Auralex Gramma can help reduce from sub


----------



## Bluedoggy

JQueen said:


> Acoustic panels


As in the ones you get in the inside of car doors?


----------



## Bluedoggy

I'm also getting vibration from the actual theatre equipment? Any tips on how to stop vibration on these?


----------



## selden

some things to try:
1. isolate the subwoofer from the floor
2. isolate the shelving from the floor
3. isolate the components from the shelving

Dense rubber feet for all of them might help. 

Also, it could be that certain low frequencies are stimulating particularly strong resonances in the room's acoustics. You should try moving the subwoofer away from a corner, if that's where it is. That position tends to stimulate resonances related to the lengths of both walls and the height of the ceiling. Placing the subwoofer 1/2 or 1/3 of the way along one of the walls often helps.


----------



## Tonto

Chasing rattles can consume you. I kinda enjoy them myself. It adds a sence of realism, haven't you noticed the rattles when it thunders. That's some serious LFE.


----------



## tesseract

Rattles are distortion and not part of the program material. It is worthwhile to chase them down, it cleans up the sound.


----------



## tesseract

selden said:


> some things to try:
> 1. isolate the subwoofer from the floor
> 2. isolate the shelving from the floor
> 3. isolate the components from the shelving
> 
> Dense rubber feet for all of them might help.
> 
> Also, it could be that certain low frequencies are stimulating particularly strong resonances in the room's acoustics. You should try moving the subwoofer away from a corner, if that's where it is. That position tends to stimulate resonances related to the lengths of both walls and the height of the ceiling. Placing the subwoofer 1/2 or 1/3 of the way along one of the walls often helps.


Isolate the gear and experiment with sub placement. Good post, selden!


----------



## Bluedoggy

selden said:


> some things to try:
> 1. isolate the subwoofer from the floor
> 2. isolate the shelving from the floor
> 3. isolate the components from the shelving
> 
> Dense rubber feet for all of them might help.
> 
> Also, it could be that certain low frequencies are stimulating particularly strong resonances in the room's acoustics.

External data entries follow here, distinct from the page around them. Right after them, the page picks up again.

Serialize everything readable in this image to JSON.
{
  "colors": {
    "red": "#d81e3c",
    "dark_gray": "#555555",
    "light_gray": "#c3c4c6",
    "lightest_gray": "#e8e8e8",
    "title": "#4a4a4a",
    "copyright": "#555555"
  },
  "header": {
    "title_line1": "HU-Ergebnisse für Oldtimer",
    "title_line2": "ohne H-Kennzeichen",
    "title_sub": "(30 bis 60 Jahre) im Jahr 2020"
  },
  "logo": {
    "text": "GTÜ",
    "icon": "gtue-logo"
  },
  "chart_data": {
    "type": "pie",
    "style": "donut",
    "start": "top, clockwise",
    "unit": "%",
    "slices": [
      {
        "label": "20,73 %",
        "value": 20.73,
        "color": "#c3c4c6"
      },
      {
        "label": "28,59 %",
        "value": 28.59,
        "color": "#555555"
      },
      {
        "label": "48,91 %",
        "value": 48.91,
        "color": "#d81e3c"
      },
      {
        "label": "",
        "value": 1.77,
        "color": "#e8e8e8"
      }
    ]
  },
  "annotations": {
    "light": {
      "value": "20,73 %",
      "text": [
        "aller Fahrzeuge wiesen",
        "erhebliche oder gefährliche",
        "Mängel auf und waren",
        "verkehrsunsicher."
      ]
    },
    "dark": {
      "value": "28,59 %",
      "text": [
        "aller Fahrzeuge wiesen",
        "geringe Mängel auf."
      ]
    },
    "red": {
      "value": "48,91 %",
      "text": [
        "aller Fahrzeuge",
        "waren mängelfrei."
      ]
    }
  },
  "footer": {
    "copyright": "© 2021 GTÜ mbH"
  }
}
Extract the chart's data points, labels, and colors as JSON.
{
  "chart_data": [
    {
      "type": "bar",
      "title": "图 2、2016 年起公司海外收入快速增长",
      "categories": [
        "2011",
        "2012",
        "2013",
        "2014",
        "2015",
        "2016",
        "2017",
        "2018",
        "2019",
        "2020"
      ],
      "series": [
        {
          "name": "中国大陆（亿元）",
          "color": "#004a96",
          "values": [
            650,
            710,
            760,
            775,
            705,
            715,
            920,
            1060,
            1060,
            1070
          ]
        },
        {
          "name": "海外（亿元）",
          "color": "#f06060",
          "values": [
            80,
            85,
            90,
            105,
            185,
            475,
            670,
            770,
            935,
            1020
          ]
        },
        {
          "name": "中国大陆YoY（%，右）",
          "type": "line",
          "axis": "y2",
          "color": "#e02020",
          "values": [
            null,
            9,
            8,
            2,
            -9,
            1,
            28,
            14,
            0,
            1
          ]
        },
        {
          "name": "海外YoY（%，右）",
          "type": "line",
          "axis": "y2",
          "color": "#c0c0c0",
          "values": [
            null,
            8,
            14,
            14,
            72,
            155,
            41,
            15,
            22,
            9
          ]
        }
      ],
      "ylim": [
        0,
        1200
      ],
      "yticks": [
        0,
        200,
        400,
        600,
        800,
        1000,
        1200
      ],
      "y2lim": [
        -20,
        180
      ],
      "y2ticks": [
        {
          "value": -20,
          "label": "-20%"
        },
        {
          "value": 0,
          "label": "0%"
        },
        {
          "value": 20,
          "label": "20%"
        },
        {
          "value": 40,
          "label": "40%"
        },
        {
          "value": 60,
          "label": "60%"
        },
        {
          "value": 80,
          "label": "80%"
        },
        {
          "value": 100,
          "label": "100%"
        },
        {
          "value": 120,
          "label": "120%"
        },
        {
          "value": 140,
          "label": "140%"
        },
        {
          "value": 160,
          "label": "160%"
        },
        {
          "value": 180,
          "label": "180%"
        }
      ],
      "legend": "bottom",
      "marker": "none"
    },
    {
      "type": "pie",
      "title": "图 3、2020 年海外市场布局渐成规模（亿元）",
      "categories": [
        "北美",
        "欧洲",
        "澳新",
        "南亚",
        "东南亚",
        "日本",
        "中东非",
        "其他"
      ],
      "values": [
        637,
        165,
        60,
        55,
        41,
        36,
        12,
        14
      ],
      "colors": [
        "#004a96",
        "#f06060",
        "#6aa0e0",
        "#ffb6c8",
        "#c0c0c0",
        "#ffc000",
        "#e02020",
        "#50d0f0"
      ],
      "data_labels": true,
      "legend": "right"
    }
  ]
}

You should try moving the subwoofer away from a corner, if that's where it is. That position tends to stimulate resonances related to the lengths of both walls and the height of the ceiling. Placing the subwoofer 1/2 or 1/3 of the way along one of the walls often helps.


What are the rubber feet called? Is there a special brand etc?
Would putting the sub on a granite plinth also help?
I have my woofer bang in the corner of my theatre - that is back's slightly into an alcove. Is this bad?
Also my woofer is on spiked feet.


----------



## admranger

Bluedoggy said:


> What are the rubber feet called? Is there a special brand etc?


I use Sorbothane from Sorbothane Isolators. You can get hemispheres to flat sheets. The key is to match the weight of the object to the weight rating of the isolators so you don't overload them. I have bought all mine off of Amazon with no problems.

This will help reduce vibration transmission to your components. I use them under my subs, my speakers, blu ray player, dvd, etc. All my components and speakers are in close proximity to each other, including having my center speaker on the same stand that all my other components are on. Dampening the vibrations coming off the speaker into the shelf (and then the stand) can't hurt. I did not make any objective measurements or A/B/X listening tests to verify. Intuitively it makes sense though.


----------